Dans cet article, nous proposons un cadre analytique basé sur des éléments de New Institutional Economics (Nouvelle Economie Institutionnelle). Ce cadre suggère sept dimensions pour l’analyse : les institutions, les mécanismes d’application des institutions (enforcement mechanisms), les droits d’opportunité et de décisions des acteurs, les incitants, l’interaction entre la motivation extrinsèque et intrinsèque, les changements de comportement, et la performance organisationnelle. À titre d’illustration, nous appliquons le cadre à l’analyse des (re)arrangements institutionnels mis en place par l’introduction des deux systèmes de financement basé sur la performance (FBP) au Burundi, en effectuant une comparaison empirique des deux études de cas. Il s’agit notamment des projets pilotes mis en œuvre dans les provinces de Bubanza et de Ngozi par Cordaid et l’Institut Tropical Suisse respectivement. Nous utilisons principalement des données qualitatives provenant de sources primaires (entretiens avec 34 informateurs-clés) et secondaires (revue documentaire), collectées en Novembre 2009, et nous les analysons en mettant l’accent sur les sept dimensions du cadre analytique. L’analyse des études de cas crée une description comparative des deux systèmes de FBP qui met en évidence les différences dans leur conception et design opérationnel, les difficultés rencontrées lors de la mise en œuvre et les adaptations apportées.

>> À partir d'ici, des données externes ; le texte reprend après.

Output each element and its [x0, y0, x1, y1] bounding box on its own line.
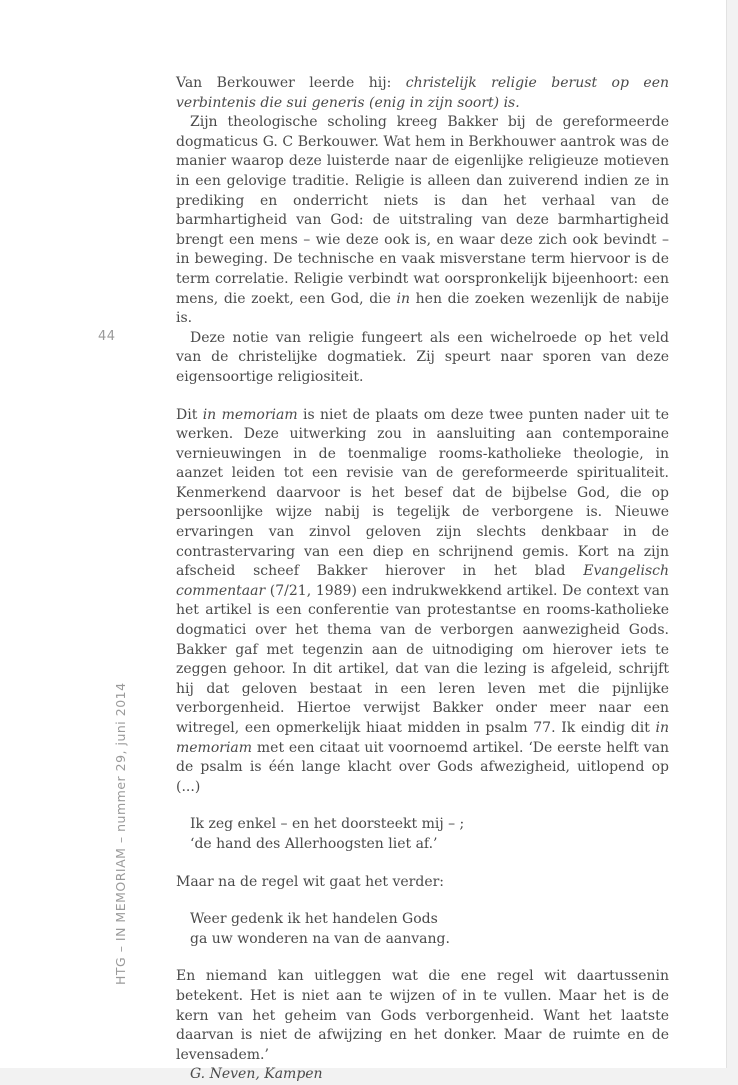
intro-lead: Van Berkouwer leerde hij: [176, 75, 406, 91]
paragraph-final: En niemand kan uitleggen wat die ene regel wit daartussenin betekent. Het is niet aan te wijzen of in te vullen. Maar het is de kern van het geheim van Gods verborgenheid. Want het laatste daarvan is niet de afwijzing en het donker. Maar de ruimte en de levensadem.’ [176, 968, 669, 1063]
paragraph-memoriam [176, 406, 669, 798]
page-number: 44 [98, 329, 116, 344]
memoriam-s4: met een citaat uit voornoemd artikel. ‘De eerste helft van de psalm is één lange klacht over Gods afwezigheid, uitlopend op (...) [176, 739, 669, 795]
verse-line: ga uw wonderen na van de aanvang. [190, 930, 450, 947]
paragraph-religie: Deze notie van religie fungeert als een wichelroede op het veld van de christelijke dogmatiek. Zij speurt naar sporen van deze eigensoortige religiositeit. [176, 329, 669, 385]
running-head: HTG – IN MEMORIAM – nummer 29, juni 2014 [113, 682, 128, 985]
author-signature: G. Neven, Kampen [190, 1066, 323, 1083]
berkouwer-italic: in [396, 290, 411, 307]
verse-quote-2 [190, 910, 669, 949]
verse-quote-1 [190, 815, 669, 854]
memoriam-s2: is niet de plaats om deze twee punten nader uit te werken. Deze uitwerking zou in aansluiting aan contemporaine vernieuwingen in de toenmalige rooms-katholieke theologie, in aanzet leiden tot een revisie van de gereformeerde spiritualiteit. Kenmerkend daarvoor is het besef dat de bijbelse God, die op persoonlijke wijze nabij is tegelijk de verborgene is. Nieuwe ervaringen van zinvol geloven zijn slechts denkbaar in de contrastervaring van een diep en schrijnend gemis. Kort na zijn afscheid scheef Bakker hierover in het blad [176, 406, 669, 580]
verse-line: ‘de hand des Allerhoogsten liet af.’ [190, 835, 438, 852]
transition-line: Maar na de regel wit gaat het verder: [176, 873, 445, 890]
intro-italic: christelijk religie berust op een verbintenis die sui generis (enig in zijn soort) is. [176, 75, 670, 111]
paragraph-intro [176, 74, 669, 113]
memoriam-i2: Evangelisch commentaar [176, 563, 669, 599]
verse-line: Weer gedenk ik het handelen Gods [190, 911, 438, 928]
berkouwer-tail: hen die zoeken wezenlijk de nabije is. [176, 290, 669, 327]
verse-line: Ik zeg enkel – en het doorsteekt mij – ; [190, 816, 465, 833]
memoriam-i3: in memoriam [176, 720, 669, 756]
paragraph-berkouwer [176, 113, 669, 329]
article-body [176, 74, 669, 1085]
memoriam-s3: (7/21, 1989) een indrukwekkend artikel. De context van het artikel is een conferentie van protestantse en rooms-katholieke dogmatici over het thema van de verborgen aanwezigheid Gods. Bakker gaf met tegenzin aan de uitnodiging om hierover iets te zeggen gehoor. In dit artikel, dat van die lezing is afgeleid, schrijft hij dat geloven bestaat in een leren leven met die pijnlijke verborgenheid. Hiertoe verwijst Bakker onder meer naar een witregel, een opmerkelijk hiaat midden in psalm 77. Ik eindig dit [176, 582, 669, 736]
memoriam-s1: Dit [176, 406, 203, 423]
memoriam-i1: in memoriam [202, 406, 298, 423]
berkouwer-text: Zijn theologische scholing kreeg Bakker bij de gereformeerde dogmaticus G. C Berkouwer. Wat hem in Berkhouwer aantrok was de manier waarop deze luisterde naar de eigenlijke religieuze motieven in een gelovige traditie. Religie is alleen dan zuiverend indien ze in prediking en onderricht niets is dan het verhaal van de barmhartigheid van God: de uitstraling van deze barmhartigheid brengt een mens – wie deze ook is, en waar deze zich ook bevindt – in beweging. De technische en vaak misverstane term hiervoor is de term correlatie. Religie verbindt wat oorspronkelijk bijeenhoort: een mens, die zoekt, een God, die [176, 114, 669, 307]
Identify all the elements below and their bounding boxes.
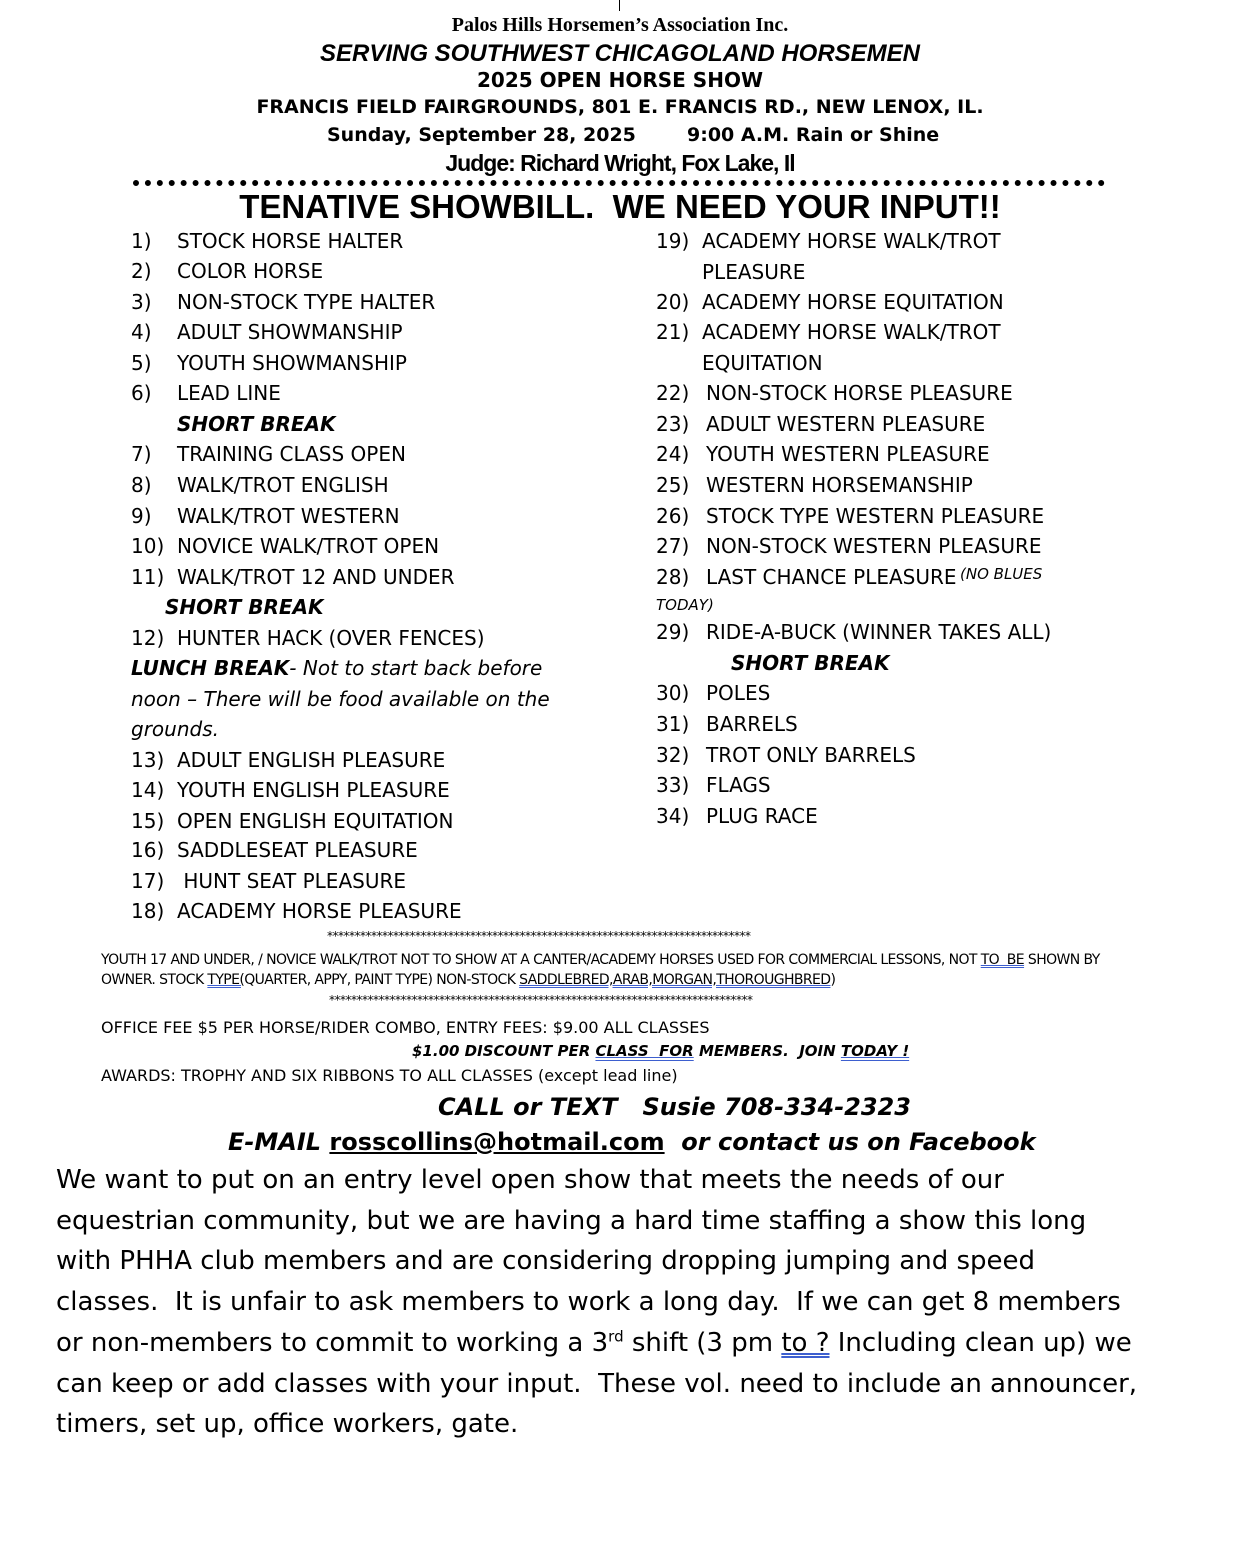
- class-number: 3): [131, 290, 152, 314]
- class-label: ACADEMY HORSE WALK/TROT: [702, 229, 1001, 253]
- paragraph-text: to ?: [781, 1327, 830, 1358]
- class-label: WALK/TROT WESTERN: [177, 504, 400, 528]
- class-number: 26): [656, 504, 690, 528]
- class-number: 29): [656, 620, 690, 644]
- class-number: 12): [131, 626, 165, 650]
- class-number: 6): [131, 381, 152, 405]
- class-label: WESTERN HORSEMANSHIP: [706, 473, 973, 497]
- superscript: rd: [608, 1327, 624, 1346]
- paragraph-text: shift (3 pm: [623, 1327, 782, 1358]
- class-label: SADDLESEAT PLEASURE: [177, 838, 418, 862]
- note-text: SHOWN BY: [1024, 952, 1100, 968]
- note-text: QUARTER, APPY, PAINT TYPE) NON-STOCK: [244, 972, 520, 988]
- class-number: 22): [656, 381, 690, 405]
- class-label: WALK/TROT 12 AND UNDER: [177, 565, 455, 589]
- paragraph-text: Including clean up) we: [829, 1327, 1132, 1358]
- eligibility-note-2: [101, 972, 835, 988]
- discount-text: CLASS FOR: [595, 1042, 694, 1060]
- note-text: YOUTH 17 AND UNDER, / NOVICE WALK/TROT NOT TO SHOW AT A CANTER/ACADEMY HORSES USED FOR COMMERCIAL LESSONS, NOT: [101, 952, 981, 968]
- email-line: [228, 1128, 1036, 1156]
- class-number: 20): [656, 290, 690, 314]
- class-note-cont: TODAY): [656, 596, 714, 614]
- class-number: 34): [656, 804, 690, 828]
- class-label: COLOR HORSE: [177, 259, 324, 283]
- star-divider: *****************************************************************************: [327, 929, 751, 943]
- class-number: 8): [131, 473, 152, 497]
- paragraph-line: [56, 1323, 1196, 1364]
- note-text: TO BE: [980, 952, 1025, 968]
- short-break: SHORT BREAK: [731, 651, 890, 675]
- class-label: WALK/TROT ENGLISH: [177, 473, 389, 497]
- class-number: 33): [656, 773, 690, 797]
- class-number: 17): [131, 869, 165, 893]
- awards: AWARDS: TROPHY AND SIX RIBBONS TO ALL CLASSES (except lead line): [101, 1066, 678, 1085]
- class-label: ADULT ENGLISH PLEASURE: [177, 748, 446, 772]
- venue: FRANCIS FIELD FAIRGROUNDS, 801 E. FRANCIS RD., NEW LENOX, IL.: [256, 96, 984, 118]
- class-number: 9): [131, 504, 152, 528]
- paragraph-line: with PHHA club members and are considering dropping jumping and speed: [56, 1246, 1036, 1277]
- show-name: 2025 OPEN HORSE SHOW: [476, 68, 764, 92]
- paragraph-line: classes. It is unfair to ask members to work a long day. If we can get 8 members: [56, 1287, 1121, 1318]
- class-number: 14): [131, 778, 165, 802]
- join-today-link[interactable]: TODAY !: [840, 1042, 910, 1060]
- class-label: NON-STOCK TYPE HALTER: [177, 290, 436, 314]
- email-link[interactable]: rosscollins@hotmail.com: [329, 1128, 665, 1156]
- class-number: 21): [656, 320, 690, 344]
- paragraph-line: We want to put on an entry level open show that meets the needs of our: [56, 1165, 1004, 1195]
- class-label: YOUTH ENGLISH PLEASURE: [177, 778, 450, 802]
- class-label: LEAD LINE: [177, 381, 281, 405]
- class-number: 2): [131, 259, 152, 283]
- dotted-divider: [133, 180, 1105, 186]
- class-label: NOVICE WALK/TROT OPEN: [177, 534, 440, 558]
- call-or-text: CALL or TEXT Susie 708-334-2323: [438, 1093, 911, 1121]
- class-number: 28): [656, 565, 690, 589]
- class-label: TROT ONLY BARRELS: [706, 743, 916, 767]
- class-label: STOCK HORSE HALTER: [177, 229, 404, 253]
- class-label: YOUTH SHOWMANSHIP: [177, 351, 407, 375]
- facebook-text: or contact us on Facebook: [664, 1128, 1036, 1156]
- short-break: SHORT BREAK: [177, 412, 336, 436]
- class-number: 18): [131, 899, 165, 923]
- class-label: HUNTER HACK (OVER FENCES): [177, 626, 485, 650]
- class-note: (NO BLUES: [960, 565, 1043, 583]
- lunch-break-label: LUNCH BREAK: [131, 656, 290, 680]
- show-time: 9:00 A.M. Rain or Shine: [687, 124, 940, 146]
- paragraph-line: can keep or add classes with your input. These vol. need to include an announcer,: [56, 1368, 1138, 1399]
- class-label: ACADEMY HORSE EQUITATION: [702, 290, 1004, 314]
- class-number: 7): [131, 442, 152, 466]
- class-label: NON-STOCK WESTERN PLEASURE: [706, 534, 1042, 558]
- star-divider: *****************************************************************************: [329, 993, 753, 1007]
- office-fee: OFFICE FEE $5 PER HORSE/RIDER COMBO, ENTRY FEES: $9.00 ALL CLASSES: [101, 1018, 710, 1037]
- page-top-mark: [619, 0, 620, 11]
- class-label-cont: EQUITATION: [702, 351, 823, 375]
- class-number: 13): [131, 748, 165, 772]
- short-break: SHORT BREAK: [165, 595, 324, 619]
- class-label: ADULT WESTERN PLEASURE: [706, 412, 986, 436]
- class-number: 10): [131, 534, 165, 558]
- class-label: HUNT SEAT PLEASURE: [177, 869, 406, 893]
- paragraph-line: timers, set up, office workers, gate.: [56, 1409, 519, 1440]
- class-number: 11): [131, 565, 165, 589]
- serving-tagline: SERVING SOUTHWEST CHICAGOLAND HORSEMEN: [319, 40, 921, 67]
- class-number: 32): [656, 743, 690, 767]
- org-name: Palos Hills Horsemen’s Association Inc.: [451, 14, 789, 36]
- note-text: ): [830, 972, 836, 988]
- class-label: TRAINING CLASS OPEN: [177, 442, 406, 466]
- showbill-title: TENATIVE SHOWBILL. WE NEED YOUR INPUT!!: [239, 188, 1001, 225]
- class-number: 1): [131, 229, 152, 253]
- discount-text: $1.00 DISCOUNT PER: [412, 1042, 596, 1060]
- class-label: ADULT SHOWMANSHIP: [177, 320, 403, 344]
- class-number: 5): [131, 351, 152, 375]
- class-number: 15): [131, 809, 165, 833]
- class-label: ACADEMY HORSE WALK/TROT: [702, 320, 1001, 344]
- class-label: ACADEMY HORSE PLEASURE: [177, 899, 462, 923]
- paragraph-text: or non-members to commit to working a 3: [56, 1327, 609, 1358]
- class-label: FLAGS: [706, 773, 771, 797]
- note-text: SADDLEBRED,ARAB,MORGAN,THOROUGHBRED: [519, 972, 831, 988]
- class-number: 16): [131, 838, 165, 862]
- class-label: STOCK TYPE WESTERN PLEASURE: [706, 504, 1045, 528]
- class-label: PLUG RACE: [706, 804, 818, 828]
- class-label: OPEN ENGLISH EQUITATION: [177, 809, 454, 833]
- eligibility-note-1: [101, 952, 1100, 968]
- show-date: Sunday, September 28, 2025: [327, 124, 636, 146]
- class-number: 4): [131, 320, 152, 344]
- class-number: 30): [656, 681, 690, 705]
- volunteer-paragraph: [56, 1160, 1196, 1445]
- note-text: OWNER. STOCK: [101, 972, 208, 988]
- class-label: POLES: [706, 681, 771, 705]
- class-number: 23): [656, 412, 690, 436]
- judge: Judge: Richard Wright, Fox Lake, Il: [445, 150, 795, 176]
- lunch-break-note-3: grounds.: [131, 717, 219, 741]
- class-number: 19): [656, 229, 690, 253]
- lunch-break-line: [131, 656, 542, 680]
- paragraph-line: equestrian community, but we are having a hard time staffing a show this long: [56, 1205, 1087, 1236]
- lunch-break-note: - Not to start back before: [289, 656, 543, 680]
- lunch-break-note-2: noon – There will be food available on the: [131, 687, 550, 711]
- class-number: 24): [656, 442, 690, 466]
- email-label: E-MAIL: [228, 1128, 330, 1156]
- class-label-cont: PLEASURE: [702, 260, 806, 284]
- class-label: NON-STOCK HORSE PLEASURE: [706, 381, 1013, 405]
- class-label: BARRELS: [706, 712, 798, 736]
- note-text: TYPE(: [207, 972, 245, 988]
- member-discount: [412, 1042, 909, 1060]
- discount-text: MEMBERS. JOIN: [693, 1042, 841, 1060]
- class-number: 25): [656, 473, 690, 497]
- class-label: LAST CHANCE PLEASURE: [706, 565, 957, 589]
- class-label: YOUTH WESTERN PLEASURE: [706, 442, 990, 466]
- class-number: 27): [656, 534, 690, 558]
- class-label: RIDE-A-BUCK (WINNER TAKES ALL): [706, 620, 1052, 644]
- class-number: 31): [656, 712, 690, 736]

L’application du cadre analytique pour l’analyse des résultats indique, à un niveau empirique, qu’un tel outil pourrait aider à identifier certaines leçons concernant les interventions dans le système de santé, telles que l’introduction du FBP. En particulier, pour ce qui regarde les deux projets pilotes de FBP au Burundi, l’article se focalise sur trois points : le rôle et l’allocation des fonctions telles que (i) l’achat stratégique et (ii) le coaching (ou support technique) ; et (iii) le rôle que l’approche « philosophique » et les valeurs de l’organisation de mise en œuvre, ainsi que la différence entre la rhétorique des principes théoriques et la pratique de l’implémentation jouent dans les deux projets FBP.
Du point de vue méthodologique, l’article propose un outil pour analyser les interventions au niveau du système de santé, au-delà de l’évaluation des effets finaux, mais en se focalisant sur les processus par lesquels la réforme des arrangements institutionnels affecte les résultats de ces interventions.